Moralising misfortune: the ethical side of insurance
How do you gain access to insurance? With whom are you willing to share the risk? And when does an insurance policy pay out? These and other moral questions are what Erik Bähre, an anthropologist at Leiden University, and his research group study.
This is part of a series about the societal impact of scientific research.
Erik Bähre and his team are carrying out long-term fieldwork in the Netherlands, Italy, the United States, South Africa, Brazil and India. They are working with researchers from these countries on a five-year project that is funded by a European Research Council (ERC) Consolidator Grant. The project started some three years ago.

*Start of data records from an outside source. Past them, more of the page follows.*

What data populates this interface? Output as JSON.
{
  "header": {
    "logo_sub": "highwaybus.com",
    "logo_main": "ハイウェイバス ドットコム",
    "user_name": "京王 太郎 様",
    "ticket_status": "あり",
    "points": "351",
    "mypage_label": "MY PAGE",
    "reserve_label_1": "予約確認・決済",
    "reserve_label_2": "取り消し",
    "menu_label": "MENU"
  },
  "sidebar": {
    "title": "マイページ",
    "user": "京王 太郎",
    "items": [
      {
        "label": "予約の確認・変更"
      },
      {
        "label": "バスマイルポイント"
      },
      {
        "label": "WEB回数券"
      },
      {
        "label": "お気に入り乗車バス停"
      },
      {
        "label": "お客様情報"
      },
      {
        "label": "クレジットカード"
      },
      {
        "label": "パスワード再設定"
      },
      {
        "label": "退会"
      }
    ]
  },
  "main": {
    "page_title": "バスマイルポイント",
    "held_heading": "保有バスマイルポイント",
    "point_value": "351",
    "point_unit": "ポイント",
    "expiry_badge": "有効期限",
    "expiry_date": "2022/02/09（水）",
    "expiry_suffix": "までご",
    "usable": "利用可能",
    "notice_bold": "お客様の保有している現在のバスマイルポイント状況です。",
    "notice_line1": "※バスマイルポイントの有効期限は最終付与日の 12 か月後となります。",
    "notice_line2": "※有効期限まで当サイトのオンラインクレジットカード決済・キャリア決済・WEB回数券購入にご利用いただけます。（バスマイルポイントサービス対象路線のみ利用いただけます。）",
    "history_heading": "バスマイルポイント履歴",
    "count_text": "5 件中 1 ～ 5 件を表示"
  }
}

‘‘Insurance is technical. It’s about calculating and collectively covering the risks so that in the event of loss your insurance covers you,’ says Bähre. ‘There is always a moral aspect to this technical side, and that is what we are researching.’ The Leiden researchers look primarily at insurance that relates to the value of life, such as funeral plans and life insurance, but the research is wider.
Crop insurance
Tim van de Meerendonk, one of the four PhD candidates on the project, is conducting research into crop insurance in India. Farmers there are sometimes unaware of how they can insure themselves or are unable to read, which means they don’t understand the insurance. ‘It’s quite tough to sell insurance to people,’ says Yogeshwat Wattamwar, an Indian financial advisor, in a film made by the researchers. ‘Farmers ask how much they will get in return, but insurance is a product designed for securing financial health. It’s not an investment tool.’ Later on, farmer Rajabhau Kundga says: ‘We don’t know how to reach the insurance company, so what can we do?’
Researchers who study insurance in Brazil and India don’t just see inequality in insurance: the research itself can also create inequality. This is something they should be aware of, and they should act as ethically as possible. ‘That complicates the research. You have to make sure to work ethically in an unequal world,’ says Bähre.
Ethical research
Ethical committees from the ERC and Leiden University also assess this ethical side of research collaboration. Bähre: ‘As a researcher from a rich university, you must ensure that such power disparities do not increase. We try to do this by collaborating with others, inviting guest researchers to Leiden and reserving funding for students in Brazil and India so that they too can participate.’
Bähre ensures that account is also taken of the people that they are researching. ‘It is customary to get people to sign a permission form,’ he says. ‘But if they aren’t very good at reading, this is a problem. Fortunately, there are other ways to do it, for instance with a short film or by explaining what you are doing throughout the research and asking if people still agree to you being there and if they still want to participate in the research.’
‘The research shows that insurance changes social relationships,’ says Bähre. ‘Insurance means that people look after one another in a different way. It changes the responsibility that people feel for one another. How this changes differs significantly per society, but we see it everywhere.